Senyonjo, a short, stout man with a cheerful demeanor, has an office in a small Kampala storefront modestly decorated with the customary lone framed portrait of the president. Forbidden from officiating at routine church functions, he now devotes his time to running a volunteer counseling service for "youths, singles, marrieds, and marriage matching," according to a sign outside the door.
Senyonjo says young Ugandans often come to him lonely and scared in a culture in which sex is not traditionally discussed. On such matters, he disagrees with his church's literal reading of the Bible.
"As Christians, we are supposed to cater for people who are different - that they should not be neglected," he says. "These people are real. You can't just convert them to something they are not."
Nor is Senyonjo completely alone in his views.
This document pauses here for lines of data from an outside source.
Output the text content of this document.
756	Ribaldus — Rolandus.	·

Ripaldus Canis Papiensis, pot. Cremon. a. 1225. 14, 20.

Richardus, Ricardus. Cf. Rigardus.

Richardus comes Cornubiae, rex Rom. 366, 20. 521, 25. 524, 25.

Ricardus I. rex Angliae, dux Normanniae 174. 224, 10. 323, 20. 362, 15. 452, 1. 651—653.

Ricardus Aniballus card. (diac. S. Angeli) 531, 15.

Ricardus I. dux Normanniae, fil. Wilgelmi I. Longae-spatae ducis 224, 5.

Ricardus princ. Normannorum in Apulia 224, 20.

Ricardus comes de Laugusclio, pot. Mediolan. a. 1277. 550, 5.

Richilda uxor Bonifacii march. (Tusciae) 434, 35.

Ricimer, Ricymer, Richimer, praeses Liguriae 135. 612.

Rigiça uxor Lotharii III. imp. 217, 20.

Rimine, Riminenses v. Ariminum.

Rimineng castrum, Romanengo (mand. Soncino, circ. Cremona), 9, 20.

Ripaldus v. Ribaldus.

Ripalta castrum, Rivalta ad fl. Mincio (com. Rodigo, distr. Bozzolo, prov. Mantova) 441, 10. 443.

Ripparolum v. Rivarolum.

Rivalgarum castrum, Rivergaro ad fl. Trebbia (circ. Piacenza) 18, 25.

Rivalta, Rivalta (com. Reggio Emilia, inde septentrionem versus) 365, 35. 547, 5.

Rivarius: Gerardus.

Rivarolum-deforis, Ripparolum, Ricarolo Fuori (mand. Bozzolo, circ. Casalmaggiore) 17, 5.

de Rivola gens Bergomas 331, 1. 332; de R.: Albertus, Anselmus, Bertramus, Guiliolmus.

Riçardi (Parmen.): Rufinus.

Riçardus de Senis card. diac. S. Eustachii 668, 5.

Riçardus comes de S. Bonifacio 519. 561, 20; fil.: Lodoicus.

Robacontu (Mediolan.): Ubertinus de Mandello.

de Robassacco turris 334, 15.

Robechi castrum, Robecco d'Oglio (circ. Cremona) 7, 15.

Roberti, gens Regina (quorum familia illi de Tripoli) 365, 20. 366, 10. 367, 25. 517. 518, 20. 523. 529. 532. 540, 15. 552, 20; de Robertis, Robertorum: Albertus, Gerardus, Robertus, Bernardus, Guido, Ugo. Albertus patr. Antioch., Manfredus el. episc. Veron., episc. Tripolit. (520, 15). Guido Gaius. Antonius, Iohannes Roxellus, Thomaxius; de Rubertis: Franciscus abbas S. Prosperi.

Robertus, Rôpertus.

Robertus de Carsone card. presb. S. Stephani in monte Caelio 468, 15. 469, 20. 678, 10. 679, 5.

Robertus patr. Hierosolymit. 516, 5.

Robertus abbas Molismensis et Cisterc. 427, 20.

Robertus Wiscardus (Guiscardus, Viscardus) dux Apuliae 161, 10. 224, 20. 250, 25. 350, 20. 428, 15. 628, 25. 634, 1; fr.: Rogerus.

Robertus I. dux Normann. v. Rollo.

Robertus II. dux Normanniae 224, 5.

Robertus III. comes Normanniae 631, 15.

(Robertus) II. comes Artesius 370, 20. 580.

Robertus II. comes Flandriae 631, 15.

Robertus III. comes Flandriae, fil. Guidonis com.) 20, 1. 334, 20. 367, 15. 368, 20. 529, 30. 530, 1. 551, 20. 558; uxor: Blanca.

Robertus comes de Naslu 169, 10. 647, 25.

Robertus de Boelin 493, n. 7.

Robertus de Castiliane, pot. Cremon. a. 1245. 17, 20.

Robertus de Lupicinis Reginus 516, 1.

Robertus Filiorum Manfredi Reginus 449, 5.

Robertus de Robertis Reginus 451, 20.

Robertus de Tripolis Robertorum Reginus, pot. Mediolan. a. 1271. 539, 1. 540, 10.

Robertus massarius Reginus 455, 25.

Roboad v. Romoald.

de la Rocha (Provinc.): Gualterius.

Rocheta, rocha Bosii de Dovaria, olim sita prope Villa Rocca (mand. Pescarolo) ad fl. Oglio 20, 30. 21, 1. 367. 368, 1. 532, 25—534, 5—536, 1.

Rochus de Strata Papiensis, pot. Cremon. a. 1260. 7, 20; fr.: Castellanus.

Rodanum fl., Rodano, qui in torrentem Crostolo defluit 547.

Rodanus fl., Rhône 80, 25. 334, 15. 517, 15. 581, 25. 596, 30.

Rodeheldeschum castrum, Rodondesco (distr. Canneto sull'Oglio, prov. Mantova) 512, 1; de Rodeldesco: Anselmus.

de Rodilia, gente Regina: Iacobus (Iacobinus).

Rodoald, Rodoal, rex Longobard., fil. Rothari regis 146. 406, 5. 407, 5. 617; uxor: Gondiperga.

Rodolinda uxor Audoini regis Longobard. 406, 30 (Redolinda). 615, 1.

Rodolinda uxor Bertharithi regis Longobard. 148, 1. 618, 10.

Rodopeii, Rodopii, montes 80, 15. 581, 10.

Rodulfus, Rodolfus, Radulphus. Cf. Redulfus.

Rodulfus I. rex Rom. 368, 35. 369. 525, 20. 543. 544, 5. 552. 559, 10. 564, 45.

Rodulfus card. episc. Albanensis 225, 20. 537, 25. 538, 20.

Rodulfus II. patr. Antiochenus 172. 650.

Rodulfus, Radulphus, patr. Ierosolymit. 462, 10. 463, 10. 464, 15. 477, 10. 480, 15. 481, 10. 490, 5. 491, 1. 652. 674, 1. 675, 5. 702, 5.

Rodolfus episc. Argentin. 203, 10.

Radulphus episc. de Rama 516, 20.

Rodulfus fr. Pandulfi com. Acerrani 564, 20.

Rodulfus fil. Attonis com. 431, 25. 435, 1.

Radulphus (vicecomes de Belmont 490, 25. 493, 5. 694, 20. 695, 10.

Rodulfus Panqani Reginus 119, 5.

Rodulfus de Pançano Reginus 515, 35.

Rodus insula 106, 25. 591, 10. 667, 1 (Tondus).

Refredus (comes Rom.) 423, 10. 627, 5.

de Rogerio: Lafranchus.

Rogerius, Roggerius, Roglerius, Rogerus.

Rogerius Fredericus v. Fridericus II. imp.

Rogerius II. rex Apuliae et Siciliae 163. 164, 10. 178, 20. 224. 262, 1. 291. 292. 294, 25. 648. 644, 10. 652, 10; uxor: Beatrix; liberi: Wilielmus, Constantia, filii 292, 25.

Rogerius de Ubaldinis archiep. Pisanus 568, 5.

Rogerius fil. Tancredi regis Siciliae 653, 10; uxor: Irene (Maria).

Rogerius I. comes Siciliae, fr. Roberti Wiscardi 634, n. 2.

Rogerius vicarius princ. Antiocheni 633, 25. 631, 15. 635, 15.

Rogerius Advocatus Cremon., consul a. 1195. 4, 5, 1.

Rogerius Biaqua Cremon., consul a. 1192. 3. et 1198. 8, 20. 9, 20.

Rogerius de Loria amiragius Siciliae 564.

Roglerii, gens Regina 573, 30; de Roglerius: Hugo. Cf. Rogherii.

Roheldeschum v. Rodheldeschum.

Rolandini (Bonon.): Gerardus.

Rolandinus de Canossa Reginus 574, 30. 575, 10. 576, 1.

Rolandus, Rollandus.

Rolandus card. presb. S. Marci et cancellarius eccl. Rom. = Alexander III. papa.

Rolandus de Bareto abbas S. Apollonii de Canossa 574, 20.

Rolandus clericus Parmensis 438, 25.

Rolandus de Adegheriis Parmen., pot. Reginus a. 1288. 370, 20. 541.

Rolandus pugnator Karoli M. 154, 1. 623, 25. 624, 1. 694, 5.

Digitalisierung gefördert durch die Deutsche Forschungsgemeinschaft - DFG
Earlier this month, one of the continent's senior churchmen, Winston Njongonkulu Ndungane, the archbishop of Cape Town, South Africa, criticized his colleagues for focusing their attention on the issue at a cost of neglecting more dire problems facing Africa, such as war and AIDS. "We are not defined by our sexuality," he said.
The rift has caused so much turmoil in the church that the Archbishop of Canterbury, Rowan Williams, has called a meeting with other Anglican leaders this month in London to discuss it. African church leaders met last month in Nairobi, Kenya, to formulate a unified stance. There is talk of trying to convince Archbishop Williams to allow a separate, conservative Anglican province in North America, which would compete with more liberal Episcopal Church.
After the Episcopal Church confirmed Gene Robinson as its first openly gay bishop in August, some US church members also threatened to break from their denomination. Church conservatives in the US will meet in Dallas this week to discuss what's next. Over the weekend, Williams met with the pope, who expressed concern over the confirmation decision, saying that divisions over homosexuality threaten to damage Catholic-Anglican relations.
African church leaders have voiced support for the idea of a separate American church. Nkoyoyo, for one, says African Anglicans who go the US often feel more comfortable worshipping with Pentecostals and Baptists, whose evangelical brand of Christianity feels closer to their own faith.
African archbishops also worry about losing converts to the burgeoning evangelical movement, as well as Islam, which has long made the case that the Christian West is decadent and sexually irresponsible. "If the Anglican Communion accepted gay bishops or approved gay unions, that would offer an enormous propaganda victory for Muslims," says Philip Jenkins, a professor of history and religious studies at Penn State University.
The Anglican Church has a strong tradition of not meddling in one another's provinces or diocese. But Mr. Jenkins and others agree that views on this issue are likely to harden rather than soften as the West is forced to reckon with the increasingly influential developing-world church.
"Sexuality issues have come to be a symbolic means of declaring the independence of rising African churches against Western cultural and religious imperialism," he says.